All other suffering profits us nothing. We first love Truth; next we see Truth revealed for each moment.
Then comes the moment of obedience to that understanding. Each timely-moment embodies these layers of understanding in our sinews and mind, which now becomes a stronger receptacle for more profound and delicate essentials of wisdom…until one day there stands our greatest danger; perhaps our last.
However, in that last moment of earthly Truth, is the beginning of eternal life. “Though a man die, yet shall he live; but if he lives, he shall never die.”
If we have love, we have the strength to project stress into our environment, and to bear its consequences. This stress, which we have the love to project, is the spark of life.
On the other hand, the enemy may suspect the value of martyrdom, refusing to come out and fight.
Yet, this refusal to fight, in itself, is another kind of stress. It is a similar kind of stress that punishes the fool in his repose, but it also serves to give life to the lover of Truth.
When a man earns an apparently good reputation in the minds of a gullible people by the way he caters to their whims, he is not championing the Truth.
Soon all opposition melts, allowing his gross weakness to grow unopposed; or, he may rot, either in flabby complacency, or in illusions of grandeur.
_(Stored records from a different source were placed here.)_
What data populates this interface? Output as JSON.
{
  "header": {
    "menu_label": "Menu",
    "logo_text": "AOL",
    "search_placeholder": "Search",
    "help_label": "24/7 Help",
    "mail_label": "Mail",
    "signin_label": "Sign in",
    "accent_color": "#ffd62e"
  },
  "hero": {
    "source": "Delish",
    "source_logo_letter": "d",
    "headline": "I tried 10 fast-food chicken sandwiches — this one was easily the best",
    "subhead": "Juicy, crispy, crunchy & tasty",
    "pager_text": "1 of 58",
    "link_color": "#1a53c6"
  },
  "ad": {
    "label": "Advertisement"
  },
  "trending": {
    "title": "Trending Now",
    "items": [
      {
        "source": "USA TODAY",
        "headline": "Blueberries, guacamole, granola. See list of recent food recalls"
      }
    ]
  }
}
Therefore, we see that no stress is a worse stress than stress itself. Men die because of the stress that they cannot bear; yet they die also in the ivory towers of complacent repose.
The Truth seeker, on the other hand, need not fear that repose, for his principle is not of this world; it is not the complacent rot of the beast stripped of his environment. This stress of no stress, is the one he recognizes as the enemy’s tact.
Patiently waiting, with merry eyes twinkling, we merely wait, either for our enemy to die in his own trap of stressless repose, or to come out fighting, for an embarrassing defeat.